U.S. Bankruptcy Judge Christopher Klein declined to block the cut while acknowledging some “tragic hardships” may result. He said the court cannot “interfere with” the property or revenue of a debtor in bankruptcy.

 

The city told the judge yesterday that a 13-member group appointed to represent retirees agreed to a $5.1 million lump sum payment for future retiree health care worth an estimated $300 million to $600 million and a promise not to cut pensions.

 

“The agreement to not impair the pension benefits is a major part of this agreement,” an attorney representing the retiree group told the judge.

 

The agreement will be included in the proposed “plan of adjustment” the city expects to file in September. A city news release said the retirees and other creditors will have an opportunity to vote on the plan.

 

Judge Klein said in April when he ruled Stockton eligible for bankruptcy that the bond insurers claim of “unfair discrimination” must be considered in the plan of adjustment proposed by the city to reduce debt before emerging from bankruptcy.

 

The judge made the same point yesterday as he rejected a motion by Assured Guaranty to change his finding in the eligibility ruling that the bond insurer did not negotiate in “good faith” before the city filed for bankruptcy last June.

 

His eligibility ruling said bond insurers “voted with their feet” and were a “stonewall” when they left mediation, prescribed by state law, after the city refused to negotiate a cut in CalPERS debt. Then the insurers failed to pay their share of mediation costs.

 

“The CalPERS issue may be very significant later in the case,” the judge said yesterday. “The point is it’s later in the case, not at the outset.”

 

The judge said in his ruling yesterday that the bond insurers have been “itching for a fight over pensions, to answer interesting questions whether the city has an executory contract with CalPERS and whether liabilities to CalPERS might be dischargeable debts.”

 

And, he said: “CalPERS itself has been bellowing and pawing the sidelines during the eligibility phase waiting for the main event that will come only after relief is ordered.”

 

The judge said an assertion by the city’s bankruptcy attorney, Marc Levinson, that the bond insurer’s obstinacy in opposing eligibility is “all about leverage” has some “resonance” with him.
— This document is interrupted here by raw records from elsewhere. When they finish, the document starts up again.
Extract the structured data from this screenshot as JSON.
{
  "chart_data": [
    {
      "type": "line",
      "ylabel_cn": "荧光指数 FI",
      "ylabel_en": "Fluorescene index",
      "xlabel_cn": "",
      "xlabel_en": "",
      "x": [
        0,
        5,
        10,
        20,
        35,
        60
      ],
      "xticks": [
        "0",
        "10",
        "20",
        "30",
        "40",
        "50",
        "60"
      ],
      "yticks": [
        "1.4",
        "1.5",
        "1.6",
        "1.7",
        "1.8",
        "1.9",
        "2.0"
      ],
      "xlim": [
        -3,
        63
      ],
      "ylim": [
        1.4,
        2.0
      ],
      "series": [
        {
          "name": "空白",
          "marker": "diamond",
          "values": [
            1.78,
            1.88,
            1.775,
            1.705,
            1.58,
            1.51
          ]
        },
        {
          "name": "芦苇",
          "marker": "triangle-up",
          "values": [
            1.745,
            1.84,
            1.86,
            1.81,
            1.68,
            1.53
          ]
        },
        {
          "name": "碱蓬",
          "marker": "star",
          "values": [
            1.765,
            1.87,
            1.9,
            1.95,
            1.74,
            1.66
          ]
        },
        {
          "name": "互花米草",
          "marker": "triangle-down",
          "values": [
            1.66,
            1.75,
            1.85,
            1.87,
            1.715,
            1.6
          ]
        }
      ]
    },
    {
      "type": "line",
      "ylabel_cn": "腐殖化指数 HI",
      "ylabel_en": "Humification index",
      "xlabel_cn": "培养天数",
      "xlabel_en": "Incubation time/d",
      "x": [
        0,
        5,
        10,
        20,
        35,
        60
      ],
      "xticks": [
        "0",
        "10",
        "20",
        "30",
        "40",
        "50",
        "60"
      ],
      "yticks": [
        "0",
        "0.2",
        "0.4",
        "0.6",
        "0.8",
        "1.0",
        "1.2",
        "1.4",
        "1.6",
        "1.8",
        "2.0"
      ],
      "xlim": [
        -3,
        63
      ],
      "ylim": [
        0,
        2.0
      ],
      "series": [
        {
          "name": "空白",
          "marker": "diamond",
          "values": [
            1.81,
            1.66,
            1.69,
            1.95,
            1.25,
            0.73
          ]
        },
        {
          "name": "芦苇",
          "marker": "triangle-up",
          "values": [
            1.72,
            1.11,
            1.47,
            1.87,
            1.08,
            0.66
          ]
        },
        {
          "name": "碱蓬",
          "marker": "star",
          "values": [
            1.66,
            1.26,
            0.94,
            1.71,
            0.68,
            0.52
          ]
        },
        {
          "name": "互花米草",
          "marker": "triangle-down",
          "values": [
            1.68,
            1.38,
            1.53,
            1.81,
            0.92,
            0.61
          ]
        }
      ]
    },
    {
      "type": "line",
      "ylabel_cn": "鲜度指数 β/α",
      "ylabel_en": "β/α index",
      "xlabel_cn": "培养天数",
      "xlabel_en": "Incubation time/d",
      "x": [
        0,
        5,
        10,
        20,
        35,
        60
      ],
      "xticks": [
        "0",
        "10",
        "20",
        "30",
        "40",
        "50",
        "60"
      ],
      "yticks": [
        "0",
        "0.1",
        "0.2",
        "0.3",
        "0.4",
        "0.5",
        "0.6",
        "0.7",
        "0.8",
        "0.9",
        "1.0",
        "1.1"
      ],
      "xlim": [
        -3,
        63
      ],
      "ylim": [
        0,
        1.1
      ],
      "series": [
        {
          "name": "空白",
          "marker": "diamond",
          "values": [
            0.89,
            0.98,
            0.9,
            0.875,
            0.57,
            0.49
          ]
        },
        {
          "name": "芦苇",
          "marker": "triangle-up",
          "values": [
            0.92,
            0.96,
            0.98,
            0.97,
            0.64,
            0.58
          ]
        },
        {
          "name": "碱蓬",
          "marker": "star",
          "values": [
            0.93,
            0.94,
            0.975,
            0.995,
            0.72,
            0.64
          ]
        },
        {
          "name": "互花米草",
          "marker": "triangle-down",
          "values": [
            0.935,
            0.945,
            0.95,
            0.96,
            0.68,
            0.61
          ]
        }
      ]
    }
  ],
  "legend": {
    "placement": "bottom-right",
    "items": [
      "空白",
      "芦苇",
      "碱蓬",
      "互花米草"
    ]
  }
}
“The objectors are trying to get their way by forcing the city to incur massive legal expenses that should not be necessary,” Klein said in the ruling on the Assured Guaranty motion.

 

“An appropriate method for achieving their goal of spreading the pain to CalPERS would be to challenge CalPERS head-on in battle over an actual plan filed after relief is ordered, in which battle the city would watch from the sidelines,” the judge said.

 

The tax issue is sparking a battle on several fronts. At the end of his state of the city address, an exuberantly aggressive Mayor Silva donned a helmet and waved a spiked mace while urging residents to join him in the fight to change the city.

 

Last week Silva was on defense after an e-mail sent to thousands said he has been accused of sexual battery. A young woman accused him of offering her drinks and improper touching, KCRA TV reported, but officials said the charge had no merit and are looking at other accusations.

 

A Stockton Record editorial last month said putting two competing tax measures on the ballot would likely doom both, citing a “well thought out” analysis by Jeffrey Michael, director of the University of the Pacific Business Forecasting Center.

 

“We would urge Silva to back away from the single-purpose tax approach and work with his fellow council members toward a flexible approach with built-in guarantees about how the money will be spent,” said the Record editorial.

 

The city’s bankruptcy attorney, Levinson, told the judge yesterday that Deis remains in control and continues to “direct the team” until Nov. 1. He said his direction from Deis and city staff is to “charge forward.